To go along with their press release on Improving Siri’s privacy protections, Apple also posted a knowledge base article with questions and answers on Siri Privacy and grading.
The whole thing was interesting to me, but this bit stuck out:
Is Siri always listening? What do you do to prevent Siri listening when I haven’t said, “Hey Siri”?
No. Siri is designed to activate and send audio to Apple only after you trigger your device by saying “Hey Siri,” use the raise to speak feature on Apple Watch, or physically trigger Siri using the designated buttons on iPhone, iPad, Mac, Apple Watch, Apple TV, AirPods, and HomePod.
To recognize “Hey Siri” we process audio solely on device through multiple stages of analysis to determine if the audio matched the “Hey Siri” pattern. Only when the device recognizes the “Hey Siri” pattern is your audio sent to the server. On the server we do additional mitigation to analyze the full request to confirm it is intended for Siri.

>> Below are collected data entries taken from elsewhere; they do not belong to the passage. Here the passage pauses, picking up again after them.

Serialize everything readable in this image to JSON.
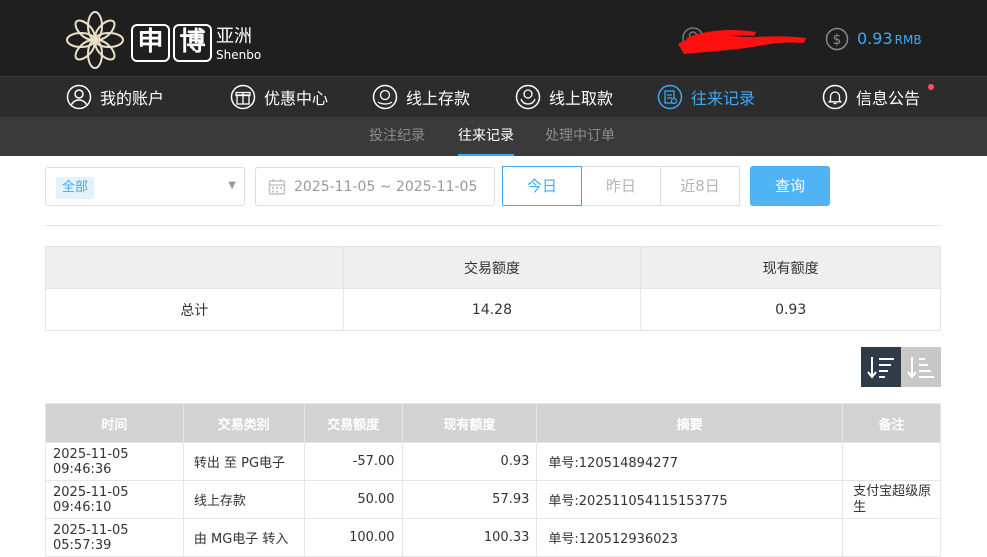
{
  "header": {
    "logo_char1": "申",
    "logo_char2": "博",
    "logo_cn": "亚洲",
    "logo_en": "Shenbo",
    "balance_value": "0.93",
    "balance_unit": "RMB"
  },
  "nav": {
    "items": [
      {
        "label": "我的账户",
        "icon": "user-circle-icon"
      },
      {
        "label": "优惠中心",
        "icon": "gift-icon"
      },
      {
        "label": "线上存款",
        "icon": "deposit-icon"
      },
      {
        "label": "线上取款",
        "icon": "withdraw-icon"
      },
      {
        "label": "往来记录",
        "icon": "records-icon",
        "active": true
      },
      {
        "label": "信息公告",
        "icon": "bell-icon"
      }
    ]
  },
  "subnav": {
    "items": [
      "投注纪录",
      "往来记录",
      "处理中订单"
    ],
    "active": "往来记录"
  },
  "filters": {
    "type_selected": "全部",
    "date_range": "2025-11-05 ~ 2025-11-05",
    "quick": [
      "今日",
      "昨日",
      "近8日"
    ],
    "quick_active": "今日",
    "query_label": "查询"
  },
  "summary": {
    "headers": [
      "",
      "交易额度",
      "现有额度"
    ],
    "row": [
      "总计",
      "14.28",
      "0.93"
    ]
  },
  "records": {
    "headers": [
      "时间",
      "交易类别",
      "交易额度",
      "现有额度",
      "摘要",
      "备注"
    ],
    "rows": [
      [
        "2025-11-05 09:46:36",
        "转出 至 PG电子",
        "-57.00",
        "0.93",
        "单号:120514894277",
        ""
      ],
      [
        "2025-11-05 09:46:10",
        "线上存款",
        "50.00",
        "57.93",
        "单号:202511054115153775",
        "支付宝超级原生"
      ],
      [
        "2025-11-05 05:57:39",
        "由 MG电子 转入",
        "100.00",
        "100.33",
        "单号:120512936023",
        ""
      ]
    ]
  },
  "colors": {
    "accent": "#3fa9f5",
    "header_bg": "#1f1f1f",
    "nav_bg": "#2c2c2c",
    "subnav_bg": "#3a3a3a"
  }
}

Occasionally we have what’s called a “false trigger,” where Siri activates when you did not intend it to. We work hard to minimize false triggers and have updated the review process to limit graders’ exposure to them. When we resume grading, our team will work to delete any recording which is determined to trigger Siri inadvertently.
The key point, to me, is that the device is always listening for “Hey Siri”, but audio is only passed along to the server when that specific trigger is found, when you’ve specifically made a request.
I’m agree with Jim’s take. I’m good with opting in to help improve Siri.